Mobil komando lalu datang kembali ke sisi selatan Gedung DPRD DIY. Di atas mobil komando, seorang orator menyerukan massa aksi untuk mundur ke belakang. Orator itu orang asli papua, ia mengingatkan bahwa aparat merupakan pembunuh di tanah asalnya.
Massa aksi yang lain membentuk pagar pembatas sebagai ruang aman untuk massa aksi. Satu persatu massa aksi mundur tetapi polisi tetap menembakkan gas air mata dan water cannon.
Puluhan massa aksi menjadi korban luka dari penyerangan tersebut. Beberapa massa aksi terlihat memerah matanya dan pingsan. Ambulans dan motor dari jaringan paramedis ARB mulai berseliweran di tengah aksi. Berdasarkan Laporan Tim Medis ARB, sebanyak tiga puluh massa aksi mendapatkan perawatan dan di antaranya mengalami kondisi kritis.

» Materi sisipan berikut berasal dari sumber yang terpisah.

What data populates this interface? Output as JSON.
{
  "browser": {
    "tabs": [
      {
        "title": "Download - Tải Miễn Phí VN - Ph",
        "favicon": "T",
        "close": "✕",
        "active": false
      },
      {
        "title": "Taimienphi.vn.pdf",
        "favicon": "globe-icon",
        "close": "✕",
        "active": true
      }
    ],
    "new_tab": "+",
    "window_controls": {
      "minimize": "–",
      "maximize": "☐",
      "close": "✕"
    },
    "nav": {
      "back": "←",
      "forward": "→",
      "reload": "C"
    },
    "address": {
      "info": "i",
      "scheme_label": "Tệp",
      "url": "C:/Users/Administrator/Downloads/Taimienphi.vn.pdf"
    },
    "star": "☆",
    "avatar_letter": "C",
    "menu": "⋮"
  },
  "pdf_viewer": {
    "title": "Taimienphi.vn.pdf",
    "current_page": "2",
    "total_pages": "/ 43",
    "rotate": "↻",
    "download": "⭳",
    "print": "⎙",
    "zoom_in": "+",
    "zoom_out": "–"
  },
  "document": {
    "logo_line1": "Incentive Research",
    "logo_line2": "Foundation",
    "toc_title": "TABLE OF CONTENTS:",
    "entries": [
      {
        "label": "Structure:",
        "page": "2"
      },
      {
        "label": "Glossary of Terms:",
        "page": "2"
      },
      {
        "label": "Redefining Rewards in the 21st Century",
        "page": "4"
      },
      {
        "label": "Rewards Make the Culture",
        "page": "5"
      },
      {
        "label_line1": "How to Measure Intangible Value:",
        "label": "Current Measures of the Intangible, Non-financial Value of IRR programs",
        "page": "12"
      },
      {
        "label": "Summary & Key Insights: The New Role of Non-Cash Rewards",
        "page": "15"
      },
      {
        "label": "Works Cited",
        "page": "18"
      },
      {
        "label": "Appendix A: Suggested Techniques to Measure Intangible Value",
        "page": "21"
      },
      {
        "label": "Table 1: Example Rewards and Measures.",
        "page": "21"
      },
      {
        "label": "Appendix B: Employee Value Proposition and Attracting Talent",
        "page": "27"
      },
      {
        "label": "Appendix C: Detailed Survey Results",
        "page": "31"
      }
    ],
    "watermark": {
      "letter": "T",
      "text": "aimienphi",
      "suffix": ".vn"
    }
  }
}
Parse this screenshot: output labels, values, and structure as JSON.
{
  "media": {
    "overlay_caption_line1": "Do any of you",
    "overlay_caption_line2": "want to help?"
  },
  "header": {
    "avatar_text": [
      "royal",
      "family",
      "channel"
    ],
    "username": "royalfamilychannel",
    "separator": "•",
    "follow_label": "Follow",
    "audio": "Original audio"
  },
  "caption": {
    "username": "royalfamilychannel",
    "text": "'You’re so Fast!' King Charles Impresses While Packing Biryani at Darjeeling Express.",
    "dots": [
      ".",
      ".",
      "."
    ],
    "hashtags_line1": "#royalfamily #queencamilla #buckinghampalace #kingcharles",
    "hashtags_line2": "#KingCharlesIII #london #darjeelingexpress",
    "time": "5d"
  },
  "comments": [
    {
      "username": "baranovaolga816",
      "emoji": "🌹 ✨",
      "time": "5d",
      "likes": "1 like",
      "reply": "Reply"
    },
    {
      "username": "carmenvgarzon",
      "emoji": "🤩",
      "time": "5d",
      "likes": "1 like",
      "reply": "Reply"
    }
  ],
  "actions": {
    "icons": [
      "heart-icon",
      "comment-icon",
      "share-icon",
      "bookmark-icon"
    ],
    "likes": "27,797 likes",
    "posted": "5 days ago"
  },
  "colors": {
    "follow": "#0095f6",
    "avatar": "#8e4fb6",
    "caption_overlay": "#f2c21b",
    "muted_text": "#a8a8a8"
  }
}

Setelah dua jam lebih, keadaan sempat tenang. Massa aksi yang berkumpul di belakang mobil komando menyanyikan lagu “Bagimu Negeri” dan “Indonesia Pusaka”. Setelah mengakhiri nyanyian, mereka tetap memutuskan bertahan untuk aksi. Lalu, mereka memekikkan “Jogja bersatu, tak bisa dikalahkan” sembari tepuk tangan.

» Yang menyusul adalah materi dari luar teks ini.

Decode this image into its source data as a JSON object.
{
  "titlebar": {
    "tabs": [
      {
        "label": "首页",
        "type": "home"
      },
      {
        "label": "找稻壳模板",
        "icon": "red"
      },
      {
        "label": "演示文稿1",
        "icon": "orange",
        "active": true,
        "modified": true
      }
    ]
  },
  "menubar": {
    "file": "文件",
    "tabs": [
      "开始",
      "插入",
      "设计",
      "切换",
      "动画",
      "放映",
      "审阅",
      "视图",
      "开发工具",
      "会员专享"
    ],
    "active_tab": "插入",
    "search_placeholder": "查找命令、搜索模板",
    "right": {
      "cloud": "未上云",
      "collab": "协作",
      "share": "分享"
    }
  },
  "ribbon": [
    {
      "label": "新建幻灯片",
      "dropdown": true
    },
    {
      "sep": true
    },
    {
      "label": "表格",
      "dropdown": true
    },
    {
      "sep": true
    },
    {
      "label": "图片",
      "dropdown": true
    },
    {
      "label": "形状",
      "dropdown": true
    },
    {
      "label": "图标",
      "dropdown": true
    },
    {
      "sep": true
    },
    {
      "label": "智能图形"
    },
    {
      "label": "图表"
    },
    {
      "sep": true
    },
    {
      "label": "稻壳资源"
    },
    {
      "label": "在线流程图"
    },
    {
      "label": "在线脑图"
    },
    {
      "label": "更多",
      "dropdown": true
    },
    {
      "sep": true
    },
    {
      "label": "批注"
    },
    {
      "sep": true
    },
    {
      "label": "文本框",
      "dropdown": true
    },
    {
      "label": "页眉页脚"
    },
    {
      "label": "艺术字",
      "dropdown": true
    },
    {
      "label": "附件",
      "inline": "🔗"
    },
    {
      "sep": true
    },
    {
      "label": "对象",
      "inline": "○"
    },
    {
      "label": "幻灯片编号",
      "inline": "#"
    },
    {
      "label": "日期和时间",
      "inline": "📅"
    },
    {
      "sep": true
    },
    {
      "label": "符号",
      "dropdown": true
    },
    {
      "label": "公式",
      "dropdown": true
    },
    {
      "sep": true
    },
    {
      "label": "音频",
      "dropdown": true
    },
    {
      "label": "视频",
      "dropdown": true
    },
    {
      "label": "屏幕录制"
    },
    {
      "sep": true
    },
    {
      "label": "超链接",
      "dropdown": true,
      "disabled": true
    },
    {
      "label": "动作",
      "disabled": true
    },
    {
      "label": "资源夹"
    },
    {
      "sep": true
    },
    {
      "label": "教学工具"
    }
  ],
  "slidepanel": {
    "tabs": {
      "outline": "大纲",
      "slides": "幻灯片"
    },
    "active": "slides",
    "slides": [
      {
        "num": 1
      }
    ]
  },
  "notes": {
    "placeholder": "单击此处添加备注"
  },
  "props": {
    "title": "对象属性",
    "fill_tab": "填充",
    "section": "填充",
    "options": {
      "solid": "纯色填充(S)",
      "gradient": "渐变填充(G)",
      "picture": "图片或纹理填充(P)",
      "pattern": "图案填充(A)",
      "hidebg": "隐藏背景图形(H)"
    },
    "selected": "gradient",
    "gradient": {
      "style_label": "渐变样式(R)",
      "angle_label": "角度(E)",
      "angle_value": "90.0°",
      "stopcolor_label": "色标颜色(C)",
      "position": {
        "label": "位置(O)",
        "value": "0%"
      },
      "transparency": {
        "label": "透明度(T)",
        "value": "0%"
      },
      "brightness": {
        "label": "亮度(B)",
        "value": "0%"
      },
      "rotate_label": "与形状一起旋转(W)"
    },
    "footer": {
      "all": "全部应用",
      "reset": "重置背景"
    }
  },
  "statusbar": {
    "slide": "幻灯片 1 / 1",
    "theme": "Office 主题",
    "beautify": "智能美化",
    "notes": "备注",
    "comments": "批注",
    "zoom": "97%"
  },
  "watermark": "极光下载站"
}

Tidak lama setelah itu, 15.30 WIB, asap hitam membumbung tinggi dari sisi selatan Gedung DPRD DIY. Terjadi kebakaran di Restoran Legian Legend. Dari rekaman cctv, sebagian massa aksi berusaha memadamkan api tetapi dihentikan polisi.
Pukul 16.20 WIB, orator membacakan pernyataan sikap ARB dengan diikuti oleh massa aksi. ARB juga mengecam tindakan represif aparat kepolisian Yogyakarta yang menangkap massa aksi dan menuntut pembebasan pada saat itu juga.
Hedi, pedagang rokok di Malioboro, menyesalkan adanya tindakan represif aparat kepolisian karena, menurutnya, UU Ciptaker merupakan kesalahan DPR tetapi yang menjadi korban justru rakyat. Ia pun menyatakan dukungan untuk aksi tersebut.